This blog has been pretty dormant for a while as I've been dealing with a lot of upheaval, both at home and at work. But I could not let this news go unacknowledged.
"Andrea Leadsom 'says she is better suited to be Prime Minister because she has children'"
This is nothing new. Women without children have been vilified for centuries, burnt at stakes and accused of being less than women. Last summer, at a staff picnic, I overheard a colleague stating that it was impossible to experience true love if one wasn't a mother. About that time, I wrote this poem. I'm no creative mind, and it's probably just more of that dark emo stuff I wrote as a teenager, but I'm publishing it for the first time.
Anyone who thinks I don't know true love has never seen my family and the love that is given freely in abundance.
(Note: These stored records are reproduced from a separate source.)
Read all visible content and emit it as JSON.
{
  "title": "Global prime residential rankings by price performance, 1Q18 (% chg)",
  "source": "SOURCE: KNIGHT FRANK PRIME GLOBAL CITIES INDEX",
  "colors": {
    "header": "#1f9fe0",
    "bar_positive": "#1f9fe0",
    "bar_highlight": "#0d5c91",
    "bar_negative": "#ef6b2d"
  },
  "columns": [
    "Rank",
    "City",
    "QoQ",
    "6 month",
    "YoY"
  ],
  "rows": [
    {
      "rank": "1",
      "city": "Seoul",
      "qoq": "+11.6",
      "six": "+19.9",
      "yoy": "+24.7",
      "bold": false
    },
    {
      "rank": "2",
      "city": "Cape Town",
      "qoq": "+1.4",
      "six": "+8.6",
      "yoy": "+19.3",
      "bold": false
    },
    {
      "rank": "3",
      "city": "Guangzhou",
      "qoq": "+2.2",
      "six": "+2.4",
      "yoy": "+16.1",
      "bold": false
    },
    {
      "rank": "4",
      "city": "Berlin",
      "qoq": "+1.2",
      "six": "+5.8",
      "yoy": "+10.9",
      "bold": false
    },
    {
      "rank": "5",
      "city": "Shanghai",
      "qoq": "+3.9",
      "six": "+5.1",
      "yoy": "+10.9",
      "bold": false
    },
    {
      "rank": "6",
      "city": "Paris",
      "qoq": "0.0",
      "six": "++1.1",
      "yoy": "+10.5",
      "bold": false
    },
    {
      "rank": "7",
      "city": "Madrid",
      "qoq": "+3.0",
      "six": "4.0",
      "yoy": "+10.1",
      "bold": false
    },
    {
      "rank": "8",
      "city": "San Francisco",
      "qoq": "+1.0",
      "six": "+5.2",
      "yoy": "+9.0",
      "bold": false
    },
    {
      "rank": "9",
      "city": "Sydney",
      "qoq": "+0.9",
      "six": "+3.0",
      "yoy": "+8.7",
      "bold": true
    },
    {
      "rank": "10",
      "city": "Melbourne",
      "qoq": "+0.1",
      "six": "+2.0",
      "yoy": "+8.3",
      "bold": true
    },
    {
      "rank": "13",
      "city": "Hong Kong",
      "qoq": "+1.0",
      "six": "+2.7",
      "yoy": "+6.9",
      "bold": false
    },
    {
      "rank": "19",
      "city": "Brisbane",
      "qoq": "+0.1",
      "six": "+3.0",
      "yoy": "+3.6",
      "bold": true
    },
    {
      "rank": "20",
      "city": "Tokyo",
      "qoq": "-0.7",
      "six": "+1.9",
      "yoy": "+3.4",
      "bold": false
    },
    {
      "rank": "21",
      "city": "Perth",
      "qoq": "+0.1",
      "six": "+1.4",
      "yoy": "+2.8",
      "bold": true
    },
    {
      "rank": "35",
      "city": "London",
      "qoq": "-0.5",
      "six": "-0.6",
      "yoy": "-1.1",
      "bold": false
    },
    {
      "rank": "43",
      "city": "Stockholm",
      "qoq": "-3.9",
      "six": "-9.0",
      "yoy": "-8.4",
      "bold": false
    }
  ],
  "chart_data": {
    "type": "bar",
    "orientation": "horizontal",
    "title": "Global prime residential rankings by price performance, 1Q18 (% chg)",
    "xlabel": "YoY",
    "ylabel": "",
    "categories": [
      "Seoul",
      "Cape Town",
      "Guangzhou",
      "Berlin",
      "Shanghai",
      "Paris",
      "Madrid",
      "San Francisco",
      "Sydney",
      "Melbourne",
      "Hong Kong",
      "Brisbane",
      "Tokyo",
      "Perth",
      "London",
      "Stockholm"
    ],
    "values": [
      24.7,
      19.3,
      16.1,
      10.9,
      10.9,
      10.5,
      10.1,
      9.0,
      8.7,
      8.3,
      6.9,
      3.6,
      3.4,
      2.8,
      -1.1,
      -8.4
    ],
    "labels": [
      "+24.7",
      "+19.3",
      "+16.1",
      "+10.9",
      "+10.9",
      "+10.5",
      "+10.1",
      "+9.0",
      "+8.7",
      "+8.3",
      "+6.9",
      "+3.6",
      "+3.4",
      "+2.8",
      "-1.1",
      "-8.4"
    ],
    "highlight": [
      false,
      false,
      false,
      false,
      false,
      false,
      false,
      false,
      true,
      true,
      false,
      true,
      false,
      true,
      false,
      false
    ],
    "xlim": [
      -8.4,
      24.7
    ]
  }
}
Nor have they spent a moment in my classroom.
Although I am not your mother
Although I am not your mother, I have birthed every one of you.
For years I have incubated you in my room.
My womb.
Like a foetus, you were magnificent parasites –
Taking what you needed from me in order to thrive.
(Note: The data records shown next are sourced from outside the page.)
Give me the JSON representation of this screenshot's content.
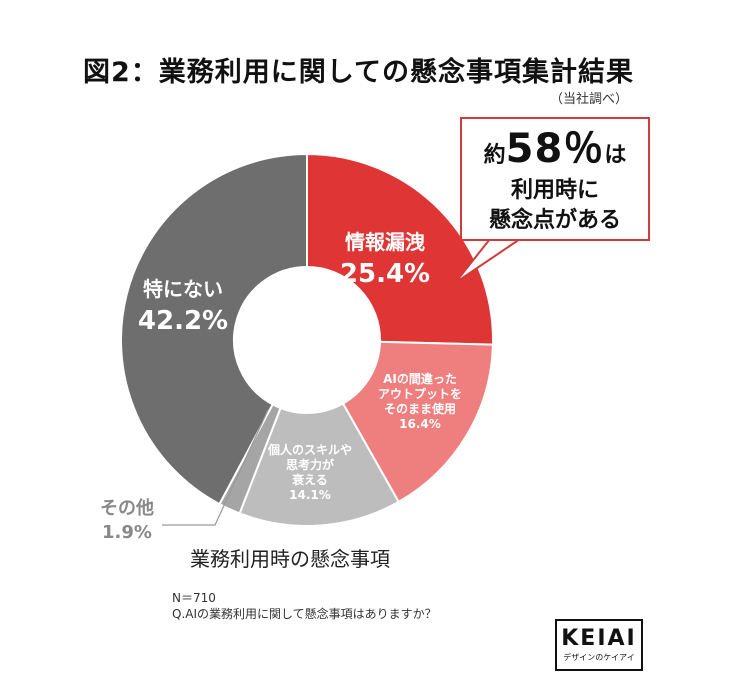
{
  "title": "図2：業務利用に関しての懸念事項集計結果",
  "source_note": "（当社調べ）",
  "callout": {
    "prefix": "約",
    "value": "58％",
    "suffix": "は",
    "line2": "利用時に",
    "line3": "懸念点がある"
  },
  "labels": {
    "leak_name": "情報漏洩",
    "leak_pct": "25.4%",
    "ai_line1": "AIの間違った",
    "ai_line2": "アウトプットを",
    "ai_line3": "そのまま使用",
    "ai_pct": "16.4%",
    "skill_line1": "個人のスキルや",
    "skill_line2": "思考力が",
    "skill_line3": "衰える",
    "skill_pct": "14.1%",
    "other_name": "その他",
    "other_pct": "1.9%",
    "none_name": "特にない",
    "none_pct": "42.2%"
  },
  "chart_data": {
    "type": "pie",
    "title": "業務利用時の懸念事項",
    "donut": true,
    "categories": [
      "情報漏洩",
      "AIの間違ったアウトプットをそのまま使用",
      "個人のスキルや思考力が衰える",
      "その他",
      "特にない"
    ],
    "values": [
      25.4,
      16.4,
      14.1,
      1.9,
      42.2
    ],
    "colors": [
      "#e03535",
      "#ef7f7f",
      "#bdbdbd",
      "#a5a5a5",
      "#6e6e6e"
    ]
  },
  "footnote": {
    "n": "N＝710",
    "question": "Q.AIの業務利用に関して懸念事項はありますか？"
  },
  "logo": {
    "word": "KEIAI",
    "sub": "デザインのケイアイ"
  }
}
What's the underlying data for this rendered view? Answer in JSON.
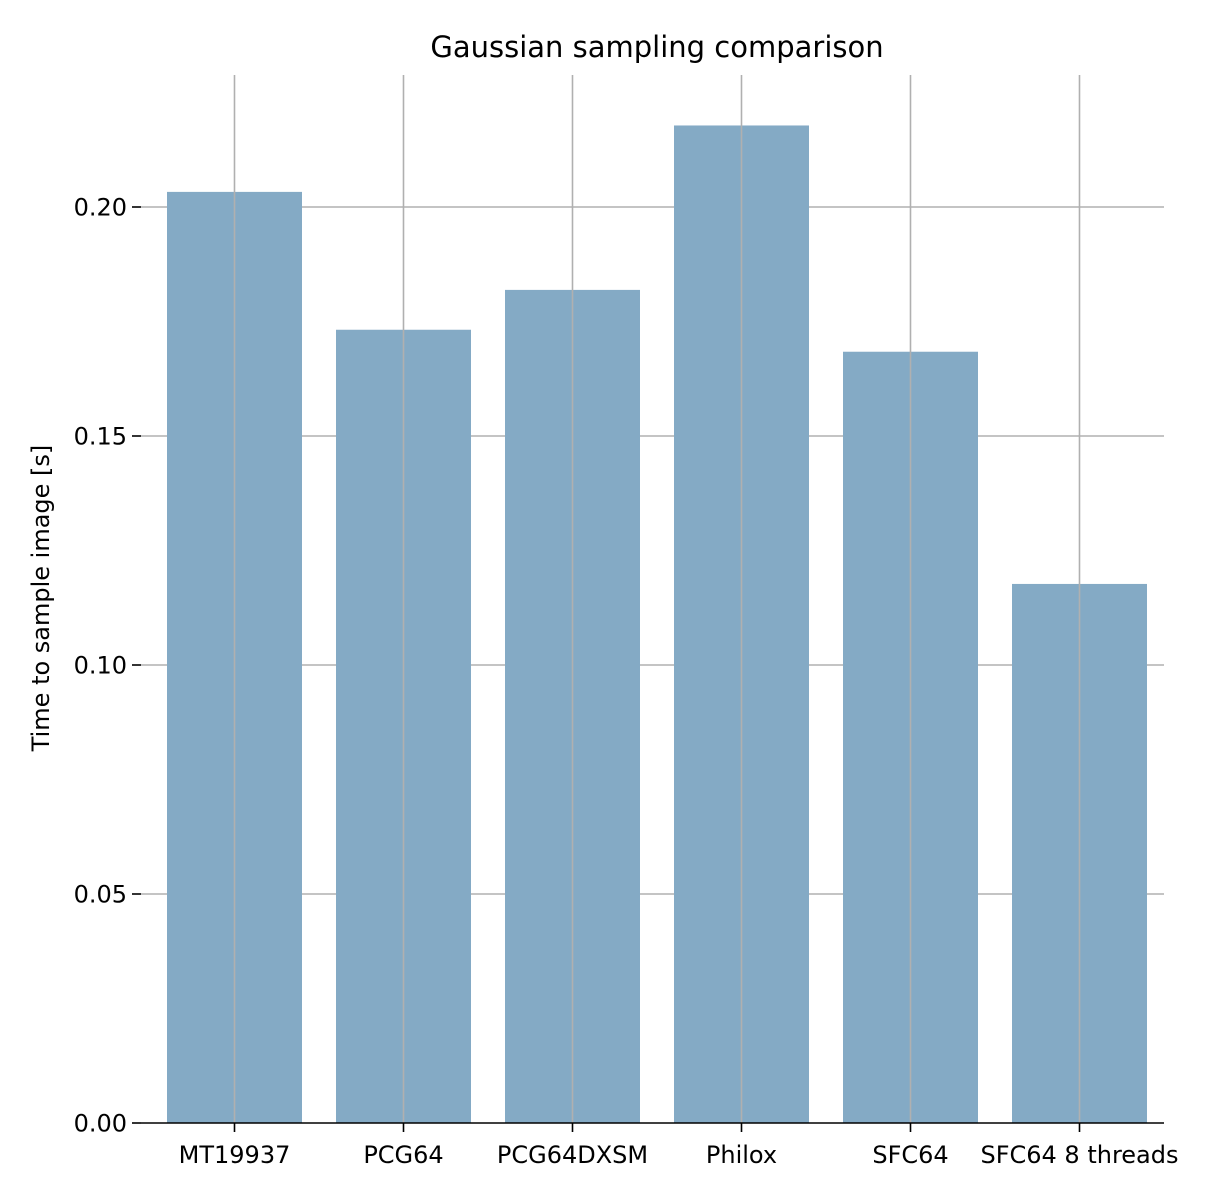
{
  "chart_data": {
    "type": "bar",
    "title": "Gaussian sampling comparison",
    "xlabel": "",
    "ylabel": "Time to sample image [s]",
    "categories": [
      "MT19937",
      "PCG64",
      "PCG64DXSM",
      "Philox",
      "SFC64",
      "SFC64 8 threads"
    ],
    "values": [
      0.2033,
      0.1732,
      0.1819,
      0.2178,
      0.1684,
      0.1177
    ],
    "ylim": [
      0,
      0.229
    ],
    "yticks": [
      0.0,
      0.05,
      0.1,
      0.15,
      0.2
    ],
    "ytick_labels": [
      "0.00",
      "0.05",
      "0.10",
      "0.15",
      "0.20"
    ],
    "grid": true,
    "legend": "none",
    "bar_color": "#84aac5",
    "grid_color": "#b0b0b0"
  }
}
Not O2 or C6H12O6, or even Ca2+, but knowledge and passion.
And I have willingly offered up more of me as the caecilian lets her hatchlings tear chunks of her skin off.
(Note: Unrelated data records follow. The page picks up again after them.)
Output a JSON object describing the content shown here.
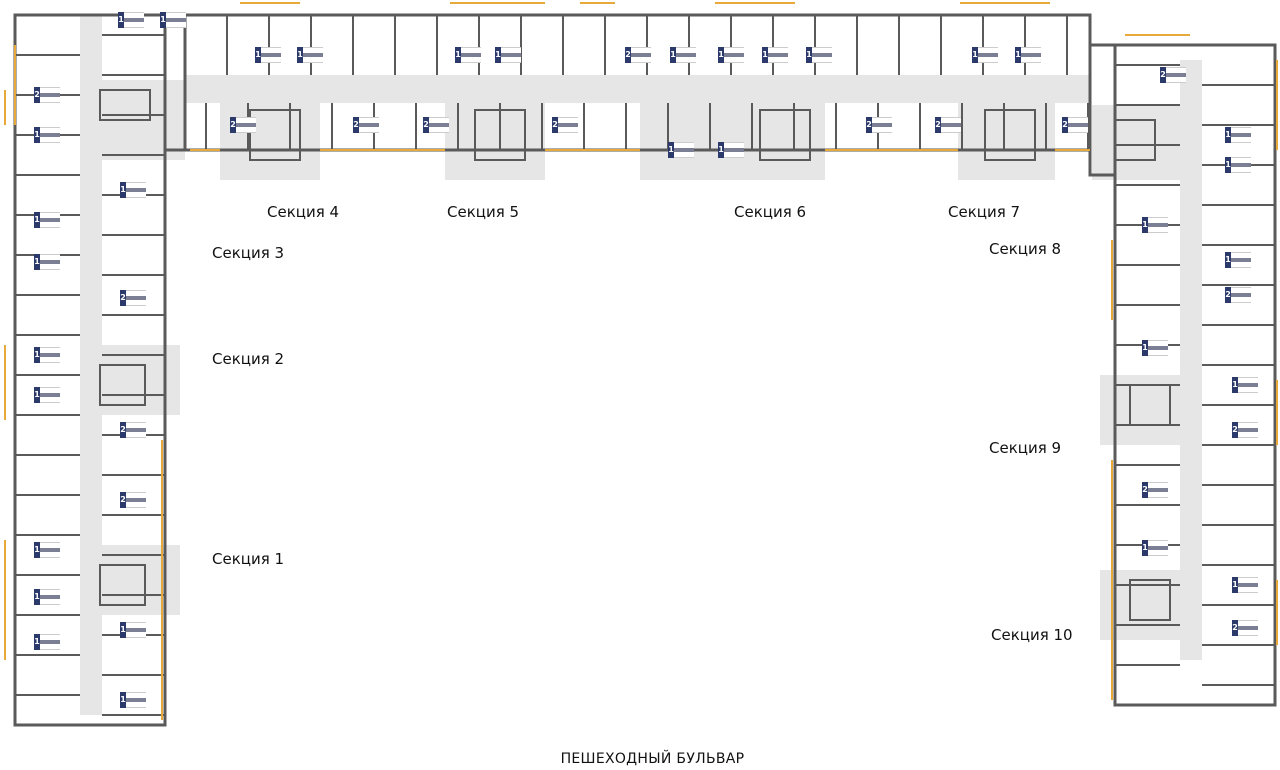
{
  "sections": [
    {
      "id": "4",
      "label": "Секция 4"
    },
    {
      "id": "5",
      "label": "Секция 5"
    },
    {
      "id": "6",
      "label": "Секция 6"
    },
    {
      "id": "7",
      "label": "Секция 7"
    },
    {
      "id": "3",
      "label": "Секция 3"
    },
    {
      "id": "8",
      "label": "Секция 8"
    },
    {
      "id": "2",
      "label": "Секция 2"
    },
    {
      "id": "9",
      "label": "Секция 9"
    },
    {
      "id": "1",
      "label": "Секция 1"
    },
    {
      "id": "10",
      "label": "Секция 10"
    }
  ],
  "street_label": "ПЕШЕХОДНЫЙ БУЛЬВАР",
  "apartment_room_counts": [
    2,
    1,
    1,
    1,
    1,
    2,
    1,
    1,
    2,
    2,
    1,
    1,
    1,
    1,
    1,
    1,
    1,
    1,
    1,
    1,
    1,
    2,
    1,
    1,
    1,
    1,
    1,
    1,
    2,
    1,
    2,
    2,
    2,
    2,
    1,
    1,
    2,
    2,
    2,
    1,
    1,
    1,
    2,
    1,
    1,
    2,
    2,
    1,
    1,
    2
  ],
  "colors": {
    "wall": "#5a5a5a",
    "corridor": "#e6e6e6",
    "balcony": "#e8a83a",
    "tag": "#2b3a6b"
  }
}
Although I am not your mother (I never carried your bodies inside me for nine months), I continue to bear the burden of your hopes for the future.
When you cry, big howling sobs of despair, it is the call of the bear cub, and my instinct is to run to you, protect you, fight to the death to ensure your survival.
I want to shelter you under my wings, or keep you in a safe place where predators cannot seek you out and torment you.
I want to take your poor shattered hearts and spirits, broken by people, places and pathogens –
Sew them back together using my anatomy books.
Although I am not your mother, birthday cards and memories of carrot cake say otherwise.
I feel your pain as my own, and revel in your joy.
I am so proud of you all;
I'm your biggest fan.
I talk excitedly about your successes to anyone who will listen.
Although I am not your mother and my DNA will die with me, I pass on much more.
You do not have my mitochondria, but you have my energy.
And energy can never be destroyed.
What say you, Andrea Leadsom? Do I have a stake in the future?